The fight against terror based asymmetric threat requires us to look at the need to strengthen our intelligence architecture both at tactical and strategic levels to formulate a cohesive response strategy to counter the threat. The current means of intelligence gathering have proved inadequate to respond to the threat of terrorism essentially due to apprehensions of a defensive mindset. The availability of this essential resource needs exploitation through setting up of specialized intelligence outfits, raised, equipped and trained appropriately and to be used in an offensive manner. It is to be clearly understood that intelligence is a specialized activity requiring development of expertise honed over a period of time by acquiring specific skills and capabilities. ‘One size fits all’ is not the answer to man specialized units; therefore selection, training, expertise and suitability for tenanting an appointment in such an outfit become crucial.
At a different plane it has to be appreciated that intelligence gathering is a legitimate activity and its resources must be utilized to safeguard national interests. The actions and activities therefore have to be in line with laid out national goals. In context of terrorism, its manifestation, identification of perpetuators, preparation of threats analysis, identifying vulnerabilities and elimination of terrorists are crucial for success at tactical as well at strategic levels.
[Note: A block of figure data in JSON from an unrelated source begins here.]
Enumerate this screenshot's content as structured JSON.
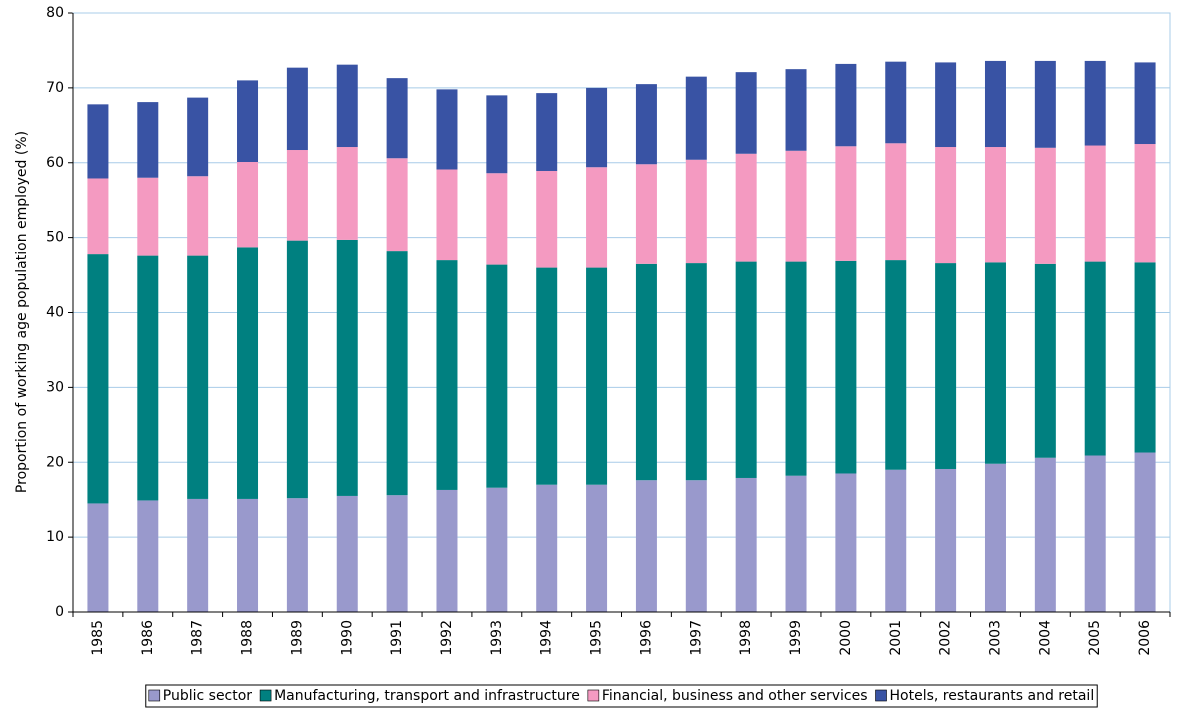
{
  "chart_data": {
    "type": "stacked_bar",
    "y_label": "Proportion of working age population employed (%)",
    "categories": [
      "1985",
      "1986",
      "1987",
      "1988",
      "1989",
      "1990",
      "1991",
      "1992",
      "1993",
      "1994",
      "1995",
      "1996",
      "1997",
      "1998",
      "1999",
      "2000",
      "2001",
      "2002",
      "2003",
      "2004",
      "2005",
      "2006"
    ],
    "series": [
      {
        "name": "Public sector",
        "color": "#9999cc",
        "values": [
          14.5,
          14.9,
          15.1,
          15.1,
          15.2,
          15.5,
          15.6,
          16.3,
          16.6,
          17.0,
          17.0,
          17.6,
          17.6,
          17.9,
          18.2,
          18.5,
          19.0,
          19.1,
          19.8,
          20.6,
          20.9,
          21.3
        ]
      },
      {
        "name": "Manufacturing, transport and infrastructure",
        "color": "#008080",
        "values": [
          33.3,
          32.7,
          32.5,
          33.6,
          34.4,
          34.2,
          32.6,
          30.7,
          29.8,
          29.0,
          29.0,
          28.9,
          29.0,
          28.9,
          28.6,
          28.4,
          28.0,
          27.5,
          26.9,
          25.9,
          25.9,
          25.4
        ]
      },
      {
        "name": "Financial, business and other services",
        "color": "#f49ac1",
        "values": [
          10.1,
          10.4,
          10.6,
          11.4,
          12.1,
          12.4,
          12.4,
          12.1,
          12.2,
          12.9,
          13.4,
          13.3,
          13.8,
          14.4,
          14.8,
          15.3,
          15.6,
          15.5,
          15.4,
          15.5,
          15.5,
          15.8
        ]
      },
      {
        "name": "Hotels, restaurants and retail",
        "color": "#3953a4",
        "values": [
          9.9,
          10.1,
          10.5,
          10.9,
          11.0,
          11.0,
          10.7,
          10.7,
          10.4,
          10.4,
          10.6,
          10.7,
          11.1,
          10.9,
          10.9,
          11.0,
          10.9,
          11.3,
          11.5,
          11.6,
          11.3,
          10.9
        ]
      }
    ],
    "ylim": [
      0,
      80
    ],
    "yticks": [
      0,
      10,
      20,
      30,
      40,
      50,
      60,
      70,
      80
    ],
    "grid": true,
    "legend": "bottom"
  }
}
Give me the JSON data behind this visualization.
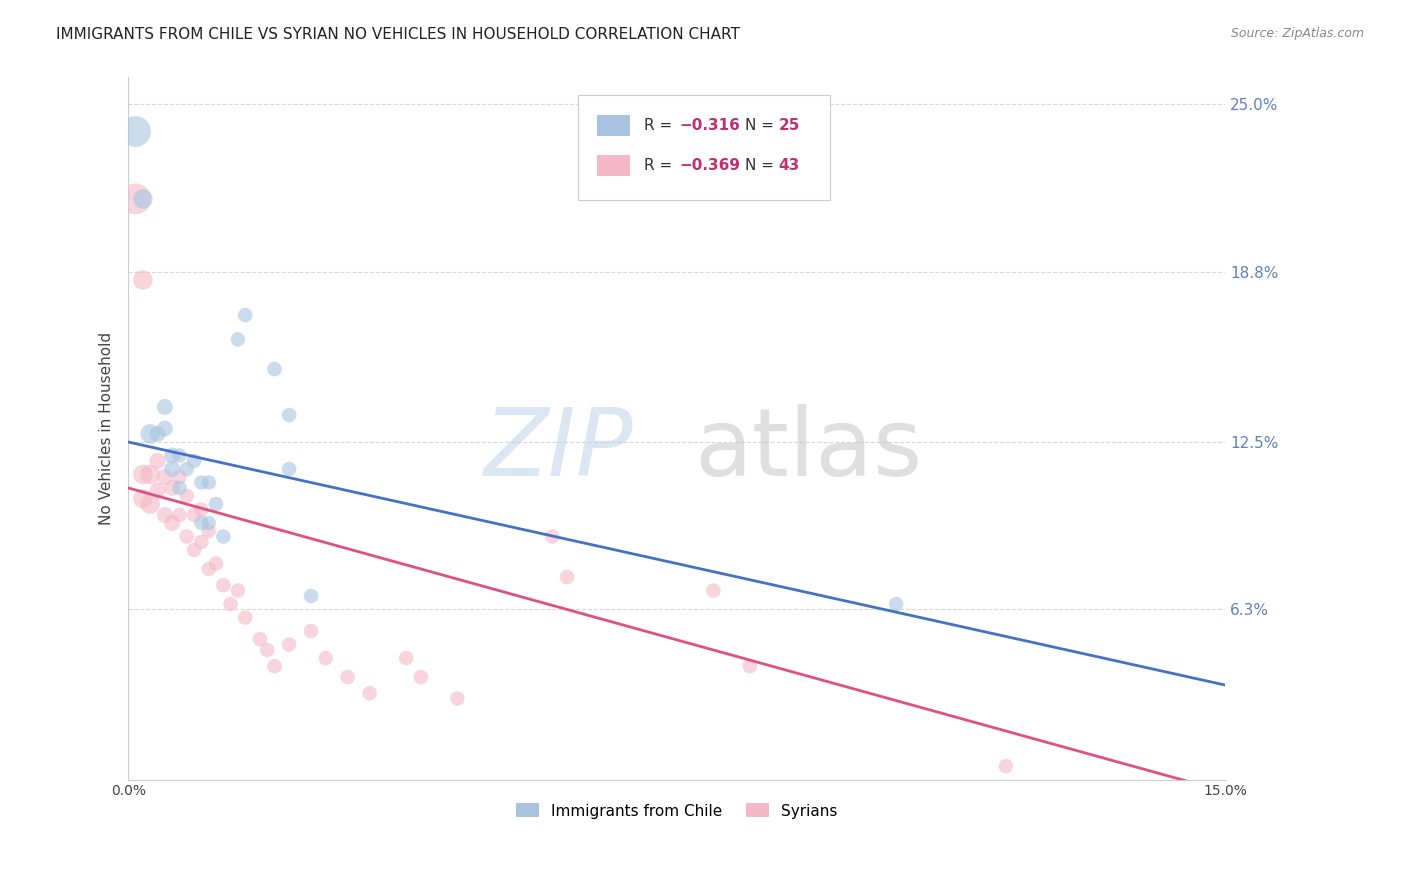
{
  "title": "IMMIGRANTS FROM CHILE VS SYRIAN NO VEHICLES IN HOUSEHOLD CORRELATION CHART",
  "source": "Source: ZipAtlas.com",
  "ylabel": "No Vehicles in Household",
  "xlim": [
    0.0,
    0.15
  ],
  "ylim": [
    0.0,
    0.26
  ],
  "xticks": [
    0.0,
    0.03,
    0.06,
    0.09,
    0.12,
    0.15
  ],
  "xtick_labels": [
    "0.0%",
    "",
    "",
    "",
    "",
    "15.0%"
  ],
  "ytick_labels_right": [
    "25.0%",
    "18.8%",
    "12.5%",
    "6.3%"
  ],
  "yticks_right": [
    0.25,
    0.188,
    0.125,
    0.063
  ],
  "chile_color": "#a8c4e0",
  "chile_line_color": "#4472c4",
  "syrian_color": "#f4b8c8",
  "syrian_line_color": "#e05080",
  "background_color": "#ffffff",
  "grid_color": "#d8d8d8",
  "title_fontsize": 11,
  "right_label_color": "#6080c0",
  "marker_alpha": 0.6,
  "chile_line_intercept": 0.125,
  "chile_line_slope": -0.6,
  "syrian_line_intercept": 0.108,
  "syrian_line_slope": -0.75,
  "chile_points": [
    [
      0.001,
      0.24
    ],
    [
      0.002,
      0.215
    ],
    [
      0.003,
      0.128
    ],
    [
      0.004,
      0.128
    ],
    [
      0.005,
      0.138
    ],
    [
      0.005,
      0.13
    ],
    [
      0.006,
      0.12
    ],
    [
      0.006,
      0.115
    ],
    [
      0.007,
      0.12
    ],
    [
      0.007,
      0.108
    ],
    [
      0.008,
      0.115
    ],
    [
      0.009,
      0.118
    ],
    [
      0.01,
      0.11
    ],
    [
      0.01,
      0.095
    ],
    [
      0.011,
      0.11
    ],
    [
      0.011,
      0.095
    ],
    [
      0.012,
      0.102
    ],
    [
      0.013,
      0.09
    ],
    [
      0.015,
      0.163
    ],
    [
      0.016,
      0.172
    ],
    [
      0.02,
      0.152
    ],
    [
      0.022,
      0.135
    ],
    [
      0.022,
      0.115
    ],
    [
      0.025,
      0.068
    ],
    [
      0.105,
      0.065
    ]
  ],
  "syrian_points": [
    [
      0.001,
      0.215
    ],
    [
      0.002,
      0.185
    ],
    [
      0.002,
      0.113
    ],
    [
      0.002,
      0.104
    ],
    [
      0.003,
      0.113
    ],
    [
      0.003,
      0.102
    ],
    [
      0.004,
      0.118
    ],
    [
      0.004,
      0.107
    ],
    [
      0.005,
      0.112
    ],
    [
      0.005,
      0.098
    ],
    [
      0.006,
      0.108
    ],
    [
      0.006,
      0.095
    ],
    [
      0.007,
      0.112
    ],
    [
      0.007,
      0.098
    ],
    [
      0.008,
      0.105
    ],
    [
      0.008,
      0.09
    ],
    [
      0.009,
      0.098
    ],
    [
      0.009,
      0.085
    ],
    [
      0.01,
      0.1
    ],
    [
      0.01,
      0.088
    ],
    [
      0.011,
      0.092
    ],
    [
      0.011,
      0.078
    ],
    [
      0.012,
      0.08
    ],
    [
      0.013,
      0.072
    ],
    [
      0.014,
      0.065
    ],
    [
      0.015,
      0.07
    ],
    [
      0.016,
      0.06
    ],
    [
      0.018,
      0.052
    ],
    [
      0.019,
      0.048
    ],
    [
      0.02,
      0.042
    ],
    [
      0.022,
      0.05
    ],
    [
      0.025,
      0.055
    ],
    [
      0.027,
      0.045
    ],
    [
      0.03,
      0.038
    ],
    [
      0.033,
      0.032
    ],
    [
      0.038,
      0.045
    ],
    [
      0.04,
      0.038
    ],
    [
      0.045,
      0.03
    ],
    [
      0.058,
      0.09
    ],
    [
      0.06,
      0.075
    ],
    [
      0.08,
      0.07
    ],
    [
      0.085,
      0.042
    ],
    [
      0.12,
      0.005
    ]
  ]
}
The need for reforms in intelligence gathering has been accepted by numerous committees over a period of time starting with Kargil Review Committee and its follow up by a Group of Ministers. The Naresh Chandra committee also proposed changes for optimizing potential of intelligence apparatus with emphasis on close coordination, need to overcome conflict within and between various agencies. The old adage of “Need to Know” has to be replaced with “Need to Share”. In spite of the need to reform we continue to argue against creating better structures to overcome hindrances in our intelligence functioning.
Indian Army is at the forefront tackling the threat from terrorism. It needs to better utilize a potent force multiplier available at its disposal and create specialized units for intelligence gathering and exploiting its capabilities for maximum effect. The Defence Minister has indicated to the potential of Military Intelligence. It is time the capabilities are fully exploited towards achievement of overall national effort to eliminate terrorism.